Kalapena.id – Genre horor religi tampaknya menjadi genre tersulit bagi sineas tanah air untuk dieksekusi dengan manis. Selain mengandung potensi kontroversi cukup besar, minimnya pemahaman akan nilai-nilai agama tampaknya membuat genre ini diciptakan hanya untuk menakut-nakuti semata, tanpa ada makna yang bisa diserap dibaliknya.
Hal tersebut dapat dilihat dalam film rilisan terakhir berjudul Munkar (2024). Sebenarnya ada semacam harapan bahwa penulis akan menemukan tontonan berkualitas, dari sekian banyak horor religi murahan yang beredar di pasaran.
Film ini disutradarai oleh Anggy Umbara, yang sudah lawa wara-wiri di dunia perfilman. Pemeran utamanya yakni Safira Ratu Sofya sebagai Herlina, Adhisty Zara sebagai Ranum, Saskia Chadwick sebagai Ob, Aruma Khadijah sebagai Dilla, dan Kaneishia Yusuf sebagai Siti.
Munkar mengangkat tema kehidupan di Pesantren Ar-Rahimu. Salah satu siswa bernama Herlina yang selalu dimanja orang tuanya ternyata tidak disukai teman-temannya. Hanya satu orang yang peduli padanya yakni Ranum.
Tragedi dimulai ketika Herlina dibully oleh Siti, Dilla dan Obi hingga mengalami kecelakaan fatal. Semenjak itu, kehidupan ketiganya termasuk Ranum diganggu oleh sesosok makhluk yang menyerupai Herlina.
Secara plot cerita, tergolong datar. Formulanya sudah diumum dipakai di hampir 90 persen film bergenre horor buatan tanah air. Lantas meski klise, apakah film ini menawarkan sesuatu yang fresh untuk disajikan.
Jawabannya sama sekali tidak. Kesan religinya juga tidak tampak sama sekali, seolah-olah menjadikan pesantren hanya sebagai panggung kejar-kejaran antara si hantu dan para tokoh-tokohnya. Sedangkan tokoh-tokoh lain sepergi guru dan para santri, hanya seperti pelengkap penderita.
Tema munkar atau dalam dalam ejaan sebenarnya mungkar mungkin bisa dilihat ketika Herlina mengalami pembulian dari teman-temannya. Tapi hanya sebatas itu, karena sepanjang durasi film ini hanya berkisah tentang balas dendam, arena jump scare, make up seram, mati lampu PLN, hantu yang berlari cepat seperti pelari Olimpiade, dialog dan penciptaan situasi yang tidak natural, serta kualitas akting yang tidak mencerminkan situasi yang tengah dihadapi.
Baca juga :
- Review Golden Kamuy (2024), Live Adaption Seru Perburuan Harta Karun
- Review Madame Web (2024), Formula Superhero Basi Villain Underrated
- Along With The Gods:The Last 49 Days, Sekuel yang Ungkap Kisah Sedih Dewa Kematian
Dan satu hal yang mengecewakan, yakni menjadikan gerakan sholat sebagai gerakan terakhir seseorang sebelum mati, hal tersebut sangat sulit diterima.

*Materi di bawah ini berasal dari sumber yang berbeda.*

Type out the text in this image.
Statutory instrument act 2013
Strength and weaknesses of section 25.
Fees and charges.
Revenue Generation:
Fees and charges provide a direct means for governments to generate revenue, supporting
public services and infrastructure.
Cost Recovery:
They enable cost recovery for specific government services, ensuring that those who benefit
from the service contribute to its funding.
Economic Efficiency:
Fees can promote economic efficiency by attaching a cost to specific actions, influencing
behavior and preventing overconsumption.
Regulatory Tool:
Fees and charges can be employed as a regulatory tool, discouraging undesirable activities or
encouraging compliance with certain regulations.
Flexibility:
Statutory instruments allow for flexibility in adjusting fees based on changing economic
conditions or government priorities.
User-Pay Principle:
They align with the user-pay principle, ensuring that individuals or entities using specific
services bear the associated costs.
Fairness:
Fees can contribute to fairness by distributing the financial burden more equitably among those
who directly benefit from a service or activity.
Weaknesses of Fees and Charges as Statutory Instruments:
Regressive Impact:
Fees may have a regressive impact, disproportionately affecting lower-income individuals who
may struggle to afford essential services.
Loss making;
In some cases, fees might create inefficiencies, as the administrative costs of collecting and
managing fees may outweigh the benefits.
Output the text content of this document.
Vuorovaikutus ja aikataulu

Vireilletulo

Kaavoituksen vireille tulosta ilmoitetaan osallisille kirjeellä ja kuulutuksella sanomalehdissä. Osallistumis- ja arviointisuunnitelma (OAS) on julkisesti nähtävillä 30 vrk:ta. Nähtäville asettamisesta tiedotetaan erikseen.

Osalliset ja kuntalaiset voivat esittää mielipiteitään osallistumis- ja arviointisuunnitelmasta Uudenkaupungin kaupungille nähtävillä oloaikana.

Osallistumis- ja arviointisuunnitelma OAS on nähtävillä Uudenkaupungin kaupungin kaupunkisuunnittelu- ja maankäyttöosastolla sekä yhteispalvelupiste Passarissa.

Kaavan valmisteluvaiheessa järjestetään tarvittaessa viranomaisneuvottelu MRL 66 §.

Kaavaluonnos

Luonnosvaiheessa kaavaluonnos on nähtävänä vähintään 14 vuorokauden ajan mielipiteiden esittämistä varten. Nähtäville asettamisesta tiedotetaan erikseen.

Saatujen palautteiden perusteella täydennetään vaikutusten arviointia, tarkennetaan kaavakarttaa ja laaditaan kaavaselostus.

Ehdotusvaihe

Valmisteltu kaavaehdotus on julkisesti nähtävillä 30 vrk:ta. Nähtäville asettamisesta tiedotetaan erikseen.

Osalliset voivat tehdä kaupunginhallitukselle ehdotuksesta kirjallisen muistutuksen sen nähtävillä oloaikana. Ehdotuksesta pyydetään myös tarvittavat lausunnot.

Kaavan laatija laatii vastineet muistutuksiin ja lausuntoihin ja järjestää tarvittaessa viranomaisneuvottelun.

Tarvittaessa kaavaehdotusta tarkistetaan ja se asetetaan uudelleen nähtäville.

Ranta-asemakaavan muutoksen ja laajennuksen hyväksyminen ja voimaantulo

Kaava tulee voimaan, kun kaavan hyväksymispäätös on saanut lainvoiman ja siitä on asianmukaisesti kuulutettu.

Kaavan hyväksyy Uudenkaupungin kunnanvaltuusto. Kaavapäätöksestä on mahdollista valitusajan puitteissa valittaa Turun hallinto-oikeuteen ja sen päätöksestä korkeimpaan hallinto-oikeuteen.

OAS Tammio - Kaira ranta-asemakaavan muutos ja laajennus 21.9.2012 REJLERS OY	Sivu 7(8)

Penulis tidak bisa mengungkapkannya dengan kata-kata saking kecewanya, mungkin pembaca punya diksi-diksi yang lebih pas di benak masing-masing.
Di bagian akhir, film ini coba menampilkan semacam plot twist yang nyatanya tidak koheren dengan keseluruhan cerita, dan lebih anehnya lagi tidak ada petunjuk yang di sepanjang film yang mengarah kesana. Misteri yang ditunggu-tunggu pada akhirnya, hanya mengubah rasa penasaran menjadi rasa keheranan.
Sejatinya masih banyak genre horor yang bisa dieksplorasi, seperti genre psikologis, genre thriller, genre slasher dan masih banyak yang lain. Penulis sejatinya belum bisa memahaminya dimana letak keseruan menjadikan suasana islami sebagai panggung adegan horor. Tampaknya hanya untuk meraup cuan semata. Ah sudahlah!!! (kalapena).